The government has introduced a bill today in a bid to control the damage that has been done in recently “very rare but disturbing” cases of students being misled by agents or educational institutions. The bill appears right on in reducing the number of dodgy dealers who don’t provide the services they promise, and also the practice of agents promising applicants that undertaking tertiary education will lead to a permanent residence visa.

It is rightly placed to protect the reputation of Australian education providers, and to strengthen “brand Australia” in the global market for tertiary education. Education is the 3rd largest export earner for Australia, so the negative externalities of a few outliers is likely to damage the image of other Australian education providers.
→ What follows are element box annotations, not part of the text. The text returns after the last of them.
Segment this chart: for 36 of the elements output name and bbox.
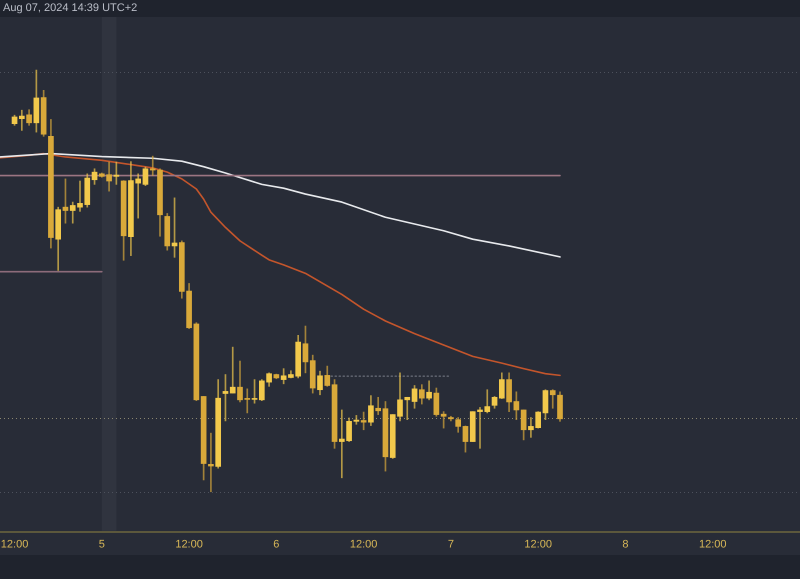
- x-tick-label: 12:00: [0, 538, 28, 550]
- candlestick: [34, 70, 40, 132]
- candlestick: [40, 90, 46, 137]
- candlestick: [368, 395, 374, 426]
- x-tick-label: 8: [622, 538, 629, 550]
- candlestick: [178, 240, 185, 299]
- x-tick-label: 12:00: [175, 538, 203, 550]
- candlestick: [434, 388, 440, 417]
- candlestick: [317, 370, 323, 396]
- candlestick: [215, 379, 222, 468]
- candlestick: [128, 161, 134, 256]
- candlestick: [98, 172, 105, 178]
- candlestick: [164, 213, 170, 250]
- candlestick: [172, 198, 178, 258]
- candlestick: [62, 178, 68, 224]
- x-tick-label: 6: [273, 538, 280, 550]
- candlestick: [106, 162, 112, 192]
- candlestick: [426, 380, 432, 400]
- candlestick: [120, 180, 126, 261]
- candlestick: [48, 119, 54, 248]
- candlestick: [295, 334, 302, 378]
- x-tick-label: 5: [98, 538, 105, 550]
- x-tick-label: 12:00: [698, 538, 726, 550]
- candlestick: [55, 206, 62, 271]
- x-tick-label: 7: [448, 538, 454, 550]
- candlestick: [360, 412, 366, 430]
- x-tick-label: 12:00: [350, 538, 378, 550]
- candlestick: [528, 417, 534, 438]
- candlestick: [200, 396, 206, 480]
- candlestick: [418, 384, 425, 404]
- candlestick: [520, 410, 526, 440]
- candlestick: [557, 391, 563, 422]
- candlestick: [208, 432, 214, 492]
- x-tick-label: 12:00: [524, 538, 552, 550]
- candlestick: [338, 410, 345, 478]
- chart-title: Aug 07, 2024 14:39 UTC+2: [0, 0, 800, 17]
Yet the bill also comes as a bit of a knee-jerk reaction to some highly publicised cases of violence against international students (and ensuing protests), and the bankruptcy of three vocational education institutions.
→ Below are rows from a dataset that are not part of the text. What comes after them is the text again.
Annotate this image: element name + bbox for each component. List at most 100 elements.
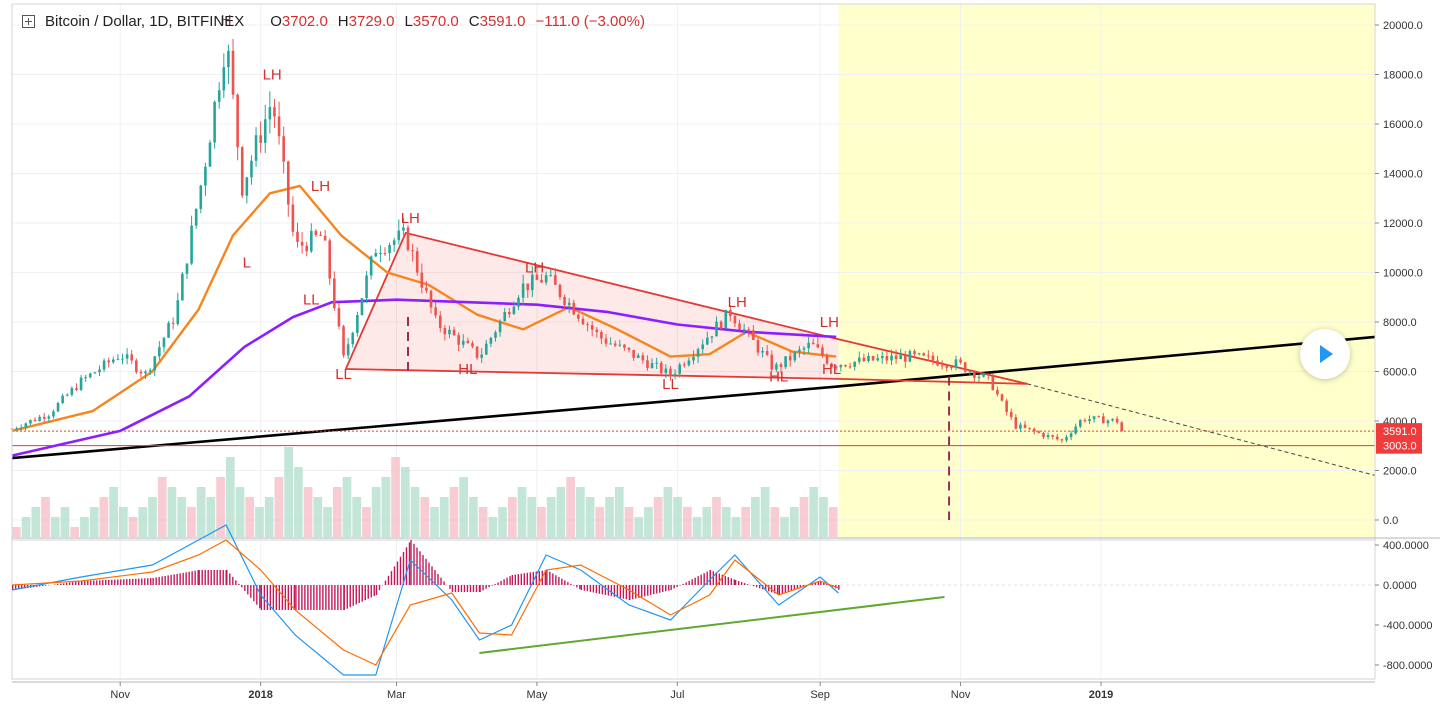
projection-zone	[838, 4, 1375, 537]
candle	[282, 136, 285, 162]
histogram-bar	[790, 585, 793, 591]
histogram-bar	[238, 583, 240, 585]
time-tick: Nov	[110, 689, 130, 701]
candle	[245, 177, 249, 196]
histogram-bar	[266, 585, 269, 610]
candle	[710, 336, 714, 338]
candle	[319, 234, 322, 236]
candle	[646, 360, 649, 369]
histogram-bar	[549, 571, 551, 585]
volume-bar	[410, 487, 420, 537]
histogram-bar	[734, 580, 737, 585]
histogram-bar	[579, 585, 581, 590]
candle	[659, 362, 663, 374]
price-tick: 18000.0	[1383, 70, 1423, 82]
histogram-bar	[485, 585, 487, 589]
candle	[904, 355, 907, 362]
histogram-bar	[60, 583, 62, 585]
expand-icon[interactable]	[22, 14, 35, 28]
histogram-bar	[310, 585, 312, 610]
histogram-bar	[793, 585, 796, 590]
candle	[950, 367, 953, 369]
candle	[415, 251, 419, 273]
candle	[1051, 435, 1054, 437]
candle	[19, 427, 23, 429]
histogram-bar	[301, 585, 303, 610]
histogram-bar	[402, 552, 405, 585]
candle	[719, 321, 723, 329]
time-tick: Mar	[387, 689, 406, 701]
candle	[830, 363, 833, 367]
histogram-bar	[817, 581, 820, 585]
histogram-bar	[715, 572, 718, 585]
last-price-badge	[1376, 423, 1422, 440]
volume-bar	[634, 517, 644, 537]
candle	[484, 343, 488, 355]
histogram-bar	[138, 578, 140, 585]
histogram-bar	[580, 585, 583, 590]
histogram-bar	[784, 585, 787, 593]
histogram-bar	[21, 585, 23, 589]
candle	[669, 368, 672, 377]
histogram-bar	[278, 585, 281, 610]
candle	[572, 302, 576, 315]
histogram-bar	[316, 585, 318, 610]
histogram-bar	[384, 580, 387, 585]
histogram-bar	[152, 578, 154, 585]
pattern-label: LH	[311, 178, 330, 195]
histogram-bar	[185, 572, 187, 585]
candle	[121, 358, 124, 360]
candle	[986, 373, 990, 376]
candle	[268, 107, 272, 120]
histogram-bar	[730, 578, 733, 585]
histogram-bar	[676, 585, 678, 587]
histogram-bar	[778, 585, 781, 595]
candle	[595, 329, 599, 333]
volume-bar	[99, 497, 109, 537]
candle	[503, 311, 507, 322]
volume-bar	[177, 497, 187, 537]
candle	[706, 337, 709, 345]
candle	[443, 327, 447, 335]
candle	[512, 306, 516, 315]
candle	[1055, 436, 1059, 440]
candle	[517, 297, 520, 307]
candle	[411, 250, 414, 252]
volume-bar	[196, 487, 206, 537]
volume-bar	[31, 507, 41, 537]
candle	[1115, 418, 1119, 423]
histogram-bar	[650, 585, 652, 595]
ma-fast-line	[11, 184, 837, 433]
candle	[756, 339, 760, 353]
candle	[752, 330, 755, 340]
candle	[158, 347, 161, 357]
price-tick: 0.0	[1383, 515, 1398, 527]
candle	[798, 349, 801, 353]
candle	[959, 359, 962, 363]
histogram-bar	[93, 580, 95, 585]
candle	[461, 340, 465, 345]
candle	[42, 416, 46, 419]
histogram-bar	[752, 585, 755, 587]
histogram-bar	[469, 585, 472, 592]
candle	[52, 411, 55, 417]
play-button[interactable]	[1300, 329, 1350, 379]
price-tick: 14000.0	[1383, 169, 1423, 181]
price-tick: 6000.0	[1383, 367, 1417, 379]
histogram-bar	[155, 577, 157, 585]
candle	[590, 325, 594, 330]
histogram-bar	[102, 580, 104, 585]
histogram-bar	[253, 585, 255, 602]
candle	[259, 135, 262, 143]
candle	[899, 355, 903, 360]
volume-bar	[828, 507, 838, 537]
candle	[945, 365, 949, 368]
candle	[816, 344, 820, 348]
time-tick: Sep	[810, 689, 830, 701]
candle	[1097, 416, 1101, 418]
candle	[1065, 437, 1068, 441]
macd-histogram	[12, 540, 840, 610]
candle	[650, 363, 654, 369]
histogram-bar	[176, 573, 178, 585]
candle	[1106, 420, 1110, 424]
Deputy PM Gillard described the industry as having grown “too fast too soon”, and resulted in attracting unscrupulous providers with few checks and balances.

Opposition MP Bruce Billson gave a very concise rundown of the issues surrounding the introduction of the bill, but believed that the bill does not go far enough. Currently, the bill only requires registration for educational service providers, and the reporting of the agents that they use to enroll students overseas.
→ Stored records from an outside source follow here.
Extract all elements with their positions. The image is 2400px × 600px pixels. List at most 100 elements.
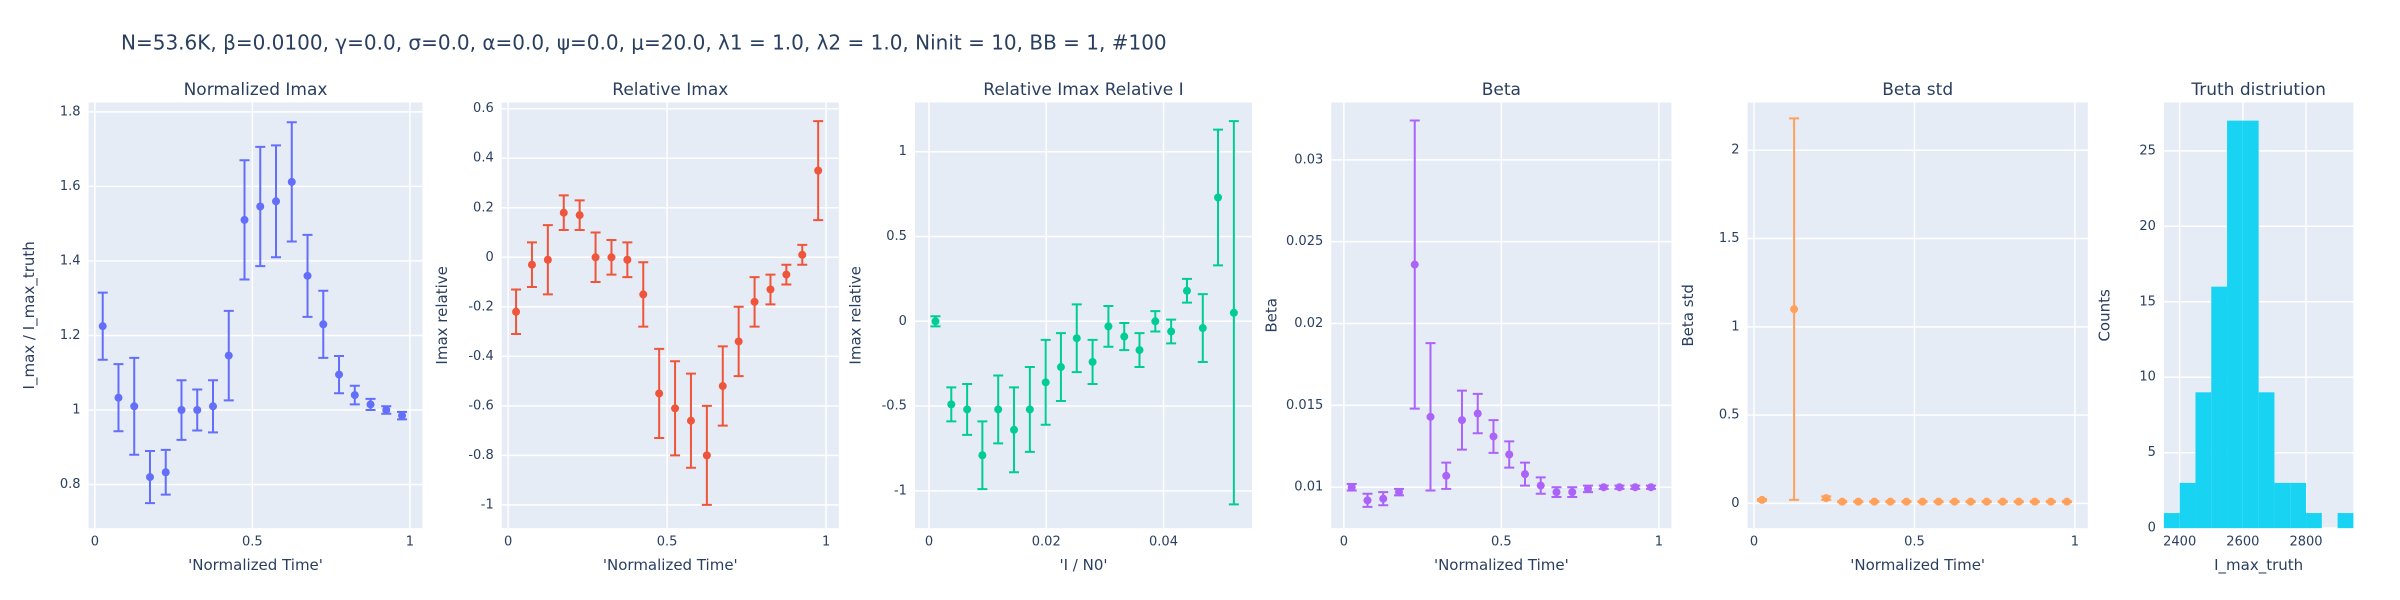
y-tick-label: 0.5 xyxy=(886,229,907,244)
y-axis-label: Beta xyxy=(1263,298,1281,333)
data-point xyxy=(1822,494,1831,503)
data-point xyxy=(1229,308,1238,317)
y-tick-label: 0.015 xyxy=(1286,398,1323,413)
data-point xyxy=(1552,488,1561,497)
data-point xyxy=(1520,470,1529,479)
plot-background xyxy=(914,102,1253,529)
y-tick-label: 1 xyxy=(72,403,80,418)
data-point xyxy=(559,208,568,217)
y-tick-label: 0.2 xyxy=(473,200,494,215)
y-tick-label: 20 xyxy=(2139,219,2156,234)
x-tick-label: 2600 xyxy=(2226,535,2259,550)
data-point xyxy=(256,202,265,211)
data-point xyxy=(1135,346,1144,355)
x-tick-label: 0.04 xyxy=(1149,535,1178,550)
data-point xyxy=(1790,305,1799,314)
data-point xyxy=(1457,416,1466,425)
data-point xyxy=(272,197,281,206)
y-tick-label: 0.03 xyxy=(1294,152,1323,167)
data-point xyxy=(1631,483,1640,492)
y-tick-label: 10 xyxy=(2139,370,2156,385)
data-point xyxy=(1010,425,1019,434)
x-tick-label: 0 xyxy=(91,535,99,550)
x-tick-label: 0.02 xyxy=(1032,535,1061,550)
x-tick-label: 1 xyxy=(2071,535,2079,550)
data-point xyxy=(1379,494,1388,503)
y-tick-label: 1.6 xyxy=(60,179,81,194)
x-tick-label: 0 xyxy=(1340,535,1348,550)
histogram-bar xyxy=(2195,392,2212,529)
data-point xyxy=(114,393,123,402)
data-point xyxy=(575,211,584,220)
data-point xyxy=(1489,432,1498,441)
data-point xyxy=(1072,334,1081,343)
data-point xyxy=(1056,363,1065,372)
histogram-bar xyxy=(2258,392,2275,529)
y-tick-label: 0.6 xyxy=(473,101,494,116)
data-point xyxy=(1473,409,1482,418)
data-point xyxy=(1870,497,1879,506)
data-point xyxy=(1599,483,1608,492)
y-tick-label: 0 xyxy=(2148,521,2156,536)
x-tick-label: 0.5 xyxy=(242,535,263,550)
y-tick-label: 1 xyxy=(1731,319,1739,334)
data-point xyxy=(1902,497,1911,506)
plot-background xyxy=(1747,102,2088,529)
data-point xyxy=(1950,497,1959,506)
plot-background xyxy=(88,102,423,529)
data-point xyxy=(1214,193,1223,202)
subplot-title: Normalized Imax xyxy=(184,80,328,100)
data-point xyxy=(931,317,940,326)
data-point xyxy=(1426,412,1435,421)
subplot-title: Relative Imax Relative I xyxy=(983,80,1183,100)
data-point xyxy=(1854,497,1863,506)
data-point xyxy=(978,451,987,460)
data-point xyxy=(750,297,759,306)
data-point xyxy=(671,404,680,413)
data-point xyxy=(224,351,233,360)
data-point xyxy=(1886,497,1895,506)
data-point xyxy=(319,320,328,329)
histogram-bar xyxy=(2227,120,2243,529)
data-point xyxy=(1583,484,1592,493)
data-point xyxy=(814,166,823,175)
y-tick-label: 0.01 xyxy=(1294,480,1323,495)
y-tick-label: 15 xyxy=(2139,294,2156,309)
data-point xyxy=(623,255,632,264)
data-point xyxy=(1347,483,1356,492)
data-point xyxy=(145,473,154,482)
y-tick-label: 1.5 xyxy=(1719,231,1740,246)
y-tick-label: 0.02 xyxy=(1294,316,1323,331)
data-point xyxy=(1041,378,1050,387)
data-point xyxy=(398,411,407,420)
x-axis-label: 'I / N0' xyxy=(1059,556,1107,574)
data-point xyxy=(639,290,648,299)
plot-background xyxy=(501,102,839,529)
x-tick-label: 1 xyxy=(822,535,830,550)
data-point xyxy=(994,405,1003,414)
y-tick-label: 25 xyxy=(2139,143,2156,158)
y-axis-label: Beta std xyxy=(1679,284,1697,347)
data-point xyxy=(686,416,695,425)
data-point xyxy=(1998,497,2007,506)
y-tick-label: 0.5 xyxy=(1719,408,1740,423)
y-tick-label: -1 xyxy=(894,483,907,498)
x-axis-label: 'Normalized Time' xyxy=(1850,556,1985,574)
data-point xyxy=(963,405,972,414)
x-axis-label: I_max_truth xyxy=(2214,556,2303,575)
data-point xyxy=(1568,488,1577,497)
data-point xyxy=(1104,322,1113,331)
y-tick-label: -0.4 xyxy=(468,349,493,364)
y-tick-label: 5 xyxy=(2148,445,2156,460)
histogram-bar xyxy=(2337,513,2354,529)
y-tick-label: 1.4 xyxy=(60,253,81,268)
data-point xyxy=(734,337,743,346)
y-tick-label: -0.6 xyxy=(468,398,493,413)
x-tick-label: 0.5 xyxy=(1904,535,1925,550)
data-point xyxy=(98,322,107,331)
data-point xyxy=(1167,327,1176,336)
data-point xyxy=(382,406,391,415)
data-point xyxy=(1120,332,1129,341)
x-tick-label: 0 xyxy=(1750,535,1758,550)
Billson’s argument touches on a difficult point for the regulators and the industry: how can the government – and the industry – enforce regulatory arrangements on offshore education agents?

MP Kelvin Thompson has argued that the link between tertiary education and permanent residence migration should be decoupled – instituting a cooling off period where they students cannot apply from within Australia, rather than the within six month requirement introduced by the Howard government. Thompson argues that a resulting drop in student numbers will ultimately result in a “cleaning up” of the industry, and that the government should instead provide more funding for tertiary education rather than requiring institutions to rely on fees from overseas students.

Opposition whip Marino proposed three amendments to the bill, including a “refund fund” when fund managers cannot find alternative education provision should a student’s provider go bankrupt. It is certainly encouraging to see the opposition pushing for real changes (moral hazard potential in the last amendment aside). Perhaps I should listen to less question time.